11) I see… What do you think about the “short draws phenomenon”? What would be the mechanism to avoid them?

Well, I personally think that ruling of impossibility to offer a draw before the 40th move is very relevant.

12) What is your opinion about cheating? It is becoming a very serious problem.

Yes, cheating is a real problem. Unfortunately, it is not easy to fight against it. I guess in cases where the guilt is proved so to say beyond reasonable doubt, serious sanctions should be enforced, up to a life ban. 

13) What do you think about World Championship cycle and matches?

I am in no position to speak about it, partly because it is not about my schedule. But, I think the present system is fair enough.

14) About the time controls Mr. Sjugirov thinks that…

That’s a good one. My idea is 1 hour and a half plus 30 minutes after the 40’th move with extra 30 seconds for the move itself. I think this version is most apt.

15) How do you manage to control your nerves? Do you have any “secret” before, after or during the games?

Oh, no. No secrets at all. I simply try not to pay heed to surroundings and concentrate to a high degree.    

16) What would be your advice to young people (well, younger than yourself, I mean!)who are just starting to play chess and take it seriously?

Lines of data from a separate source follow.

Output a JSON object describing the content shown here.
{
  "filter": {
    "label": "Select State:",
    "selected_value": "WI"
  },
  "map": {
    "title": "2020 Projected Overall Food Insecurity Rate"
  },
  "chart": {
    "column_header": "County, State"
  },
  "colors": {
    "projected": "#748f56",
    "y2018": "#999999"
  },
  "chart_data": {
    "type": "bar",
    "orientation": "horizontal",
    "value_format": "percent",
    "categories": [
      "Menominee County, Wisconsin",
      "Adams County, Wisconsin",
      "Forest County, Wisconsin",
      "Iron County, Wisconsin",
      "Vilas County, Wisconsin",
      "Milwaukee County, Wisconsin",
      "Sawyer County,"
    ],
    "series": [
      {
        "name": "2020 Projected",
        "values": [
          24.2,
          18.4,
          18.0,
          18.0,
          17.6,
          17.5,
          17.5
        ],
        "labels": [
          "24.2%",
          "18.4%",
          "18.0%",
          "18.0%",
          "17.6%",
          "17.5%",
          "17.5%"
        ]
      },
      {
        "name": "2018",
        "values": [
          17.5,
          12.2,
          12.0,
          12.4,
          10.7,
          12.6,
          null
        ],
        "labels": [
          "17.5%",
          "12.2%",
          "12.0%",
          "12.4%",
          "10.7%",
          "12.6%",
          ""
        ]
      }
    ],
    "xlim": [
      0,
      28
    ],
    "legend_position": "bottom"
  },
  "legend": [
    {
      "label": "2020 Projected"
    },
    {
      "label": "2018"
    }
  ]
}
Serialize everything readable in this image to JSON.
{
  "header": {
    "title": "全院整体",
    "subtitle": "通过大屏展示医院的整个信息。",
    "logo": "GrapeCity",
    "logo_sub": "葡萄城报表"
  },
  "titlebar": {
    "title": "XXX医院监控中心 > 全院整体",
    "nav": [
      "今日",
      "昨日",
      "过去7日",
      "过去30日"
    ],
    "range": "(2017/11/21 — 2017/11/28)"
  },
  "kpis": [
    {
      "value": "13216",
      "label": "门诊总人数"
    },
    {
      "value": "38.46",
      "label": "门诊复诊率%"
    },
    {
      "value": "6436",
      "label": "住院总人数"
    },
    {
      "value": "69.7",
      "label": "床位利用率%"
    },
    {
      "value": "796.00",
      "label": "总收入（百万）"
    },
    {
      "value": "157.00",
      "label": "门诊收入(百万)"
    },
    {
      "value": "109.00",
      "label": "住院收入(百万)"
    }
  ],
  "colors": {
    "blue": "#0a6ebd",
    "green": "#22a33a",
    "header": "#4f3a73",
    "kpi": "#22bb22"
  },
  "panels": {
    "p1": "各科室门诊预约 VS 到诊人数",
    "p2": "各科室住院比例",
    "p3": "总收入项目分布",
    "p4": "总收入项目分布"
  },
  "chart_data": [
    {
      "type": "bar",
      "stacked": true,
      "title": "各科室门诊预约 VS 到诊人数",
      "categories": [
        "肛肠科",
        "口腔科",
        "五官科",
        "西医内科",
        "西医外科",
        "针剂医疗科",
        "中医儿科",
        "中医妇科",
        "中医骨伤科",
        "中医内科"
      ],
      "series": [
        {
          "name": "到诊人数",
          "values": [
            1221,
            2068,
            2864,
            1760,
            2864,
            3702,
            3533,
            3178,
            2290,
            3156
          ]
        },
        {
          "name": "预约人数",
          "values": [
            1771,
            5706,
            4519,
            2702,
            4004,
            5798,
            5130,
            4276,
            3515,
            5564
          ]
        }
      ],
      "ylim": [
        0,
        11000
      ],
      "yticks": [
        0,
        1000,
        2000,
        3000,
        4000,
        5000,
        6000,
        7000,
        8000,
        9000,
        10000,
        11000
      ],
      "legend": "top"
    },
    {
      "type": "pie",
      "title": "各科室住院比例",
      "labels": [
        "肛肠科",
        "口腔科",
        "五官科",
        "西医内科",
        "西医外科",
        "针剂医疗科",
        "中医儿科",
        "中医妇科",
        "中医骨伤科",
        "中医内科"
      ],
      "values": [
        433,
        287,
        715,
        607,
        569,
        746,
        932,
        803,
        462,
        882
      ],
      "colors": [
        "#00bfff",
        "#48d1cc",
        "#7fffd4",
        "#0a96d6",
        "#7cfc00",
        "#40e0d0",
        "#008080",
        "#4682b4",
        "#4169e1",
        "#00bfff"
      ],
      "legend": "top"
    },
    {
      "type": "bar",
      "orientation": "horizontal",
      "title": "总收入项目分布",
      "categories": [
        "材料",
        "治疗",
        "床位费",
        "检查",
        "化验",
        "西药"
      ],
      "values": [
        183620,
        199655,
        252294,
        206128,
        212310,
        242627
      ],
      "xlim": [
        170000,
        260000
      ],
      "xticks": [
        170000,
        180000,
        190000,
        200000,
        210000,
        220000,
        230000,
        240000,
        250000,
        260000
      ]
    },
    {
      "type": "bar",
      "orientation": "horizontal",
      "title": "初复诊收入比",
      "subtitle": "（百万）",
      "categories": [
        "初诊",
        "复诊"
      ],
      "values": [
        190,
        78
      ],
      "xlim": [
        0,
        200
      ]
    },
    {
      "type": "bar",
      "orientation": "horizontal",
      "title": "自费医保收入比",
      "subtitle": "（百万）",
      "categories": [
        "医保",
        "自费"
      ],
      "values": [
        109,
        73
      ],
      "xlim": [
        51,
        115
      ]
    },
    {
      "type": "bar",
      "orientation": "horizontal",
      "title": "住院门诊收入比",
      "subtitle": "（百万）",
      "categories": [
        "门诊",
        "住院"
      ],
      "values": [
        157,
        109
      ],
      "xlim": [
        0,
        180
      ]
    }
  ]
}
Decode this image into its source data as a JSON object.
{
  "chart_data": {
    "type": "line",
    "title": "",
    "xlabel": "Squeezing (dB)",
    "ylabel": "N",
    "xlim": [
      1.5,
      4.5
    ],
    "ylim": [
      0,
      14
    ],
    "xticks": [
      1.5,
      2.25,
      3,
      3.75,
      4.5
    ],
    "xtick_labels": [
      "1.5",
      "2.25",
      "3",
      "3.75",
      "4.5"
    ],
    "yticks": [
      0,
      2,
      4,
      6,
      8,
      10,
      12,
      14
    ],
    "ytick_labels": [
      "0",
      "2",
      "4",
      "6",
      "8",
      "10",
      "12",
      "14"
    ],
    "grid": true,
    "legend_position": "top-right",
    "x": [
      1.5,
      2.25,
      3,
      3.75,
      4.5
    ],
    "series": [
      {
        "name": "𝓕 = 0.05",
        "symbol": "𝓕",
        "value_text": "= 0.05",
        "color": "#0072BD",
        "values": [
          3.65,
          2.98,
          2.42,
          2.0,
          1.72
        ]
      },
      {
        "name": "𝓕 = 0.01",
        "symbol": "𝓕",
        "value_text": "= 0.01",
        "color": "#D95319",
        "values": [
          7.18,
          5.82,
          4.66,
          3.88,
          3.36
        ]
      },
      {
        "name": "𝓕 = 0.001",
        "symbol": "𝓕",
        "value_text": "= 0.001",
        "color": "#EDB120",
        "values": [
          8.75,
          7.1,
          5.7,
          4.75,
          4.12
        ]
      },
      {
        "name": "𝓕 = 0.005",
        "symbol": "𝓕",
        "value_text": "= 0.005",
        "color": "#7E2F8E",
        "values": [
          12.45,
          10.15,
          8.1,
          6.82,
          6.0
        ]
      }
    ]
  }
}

Young chess players in my opinion should pay more attention to broadening their horizons, read more and ignore entertaining computers. It is essential to read books of renowned grandmasters. I would advise to analyze personal games as well. 

17) Very good advice indeed, and especially from a youngster like your good self… By the way, which opponent has impressed you the most both chesswise and in personality matters so far? Do you have any chess hero?

Among the opponents I played with, the most impressive one for me was Alexander Grishuk. I don’t idolize any player, but there are several masters whose manner of playing appeals to me. For instance Magnus Carlsen, Boris Gelfand, Alexander Grishuk. I value grand masters of the past as well, such as Garry Kasparov, Robert Fisher and Jose Raul Capablanca. 

18) And now, your plans for the future?

In my future I would like to make chess top ten.

Good luck then! And thank you very much, Sanan, for an extremely  interesting interview.

You’re welcome! And thanks too, for your hospitality and your nice wishes.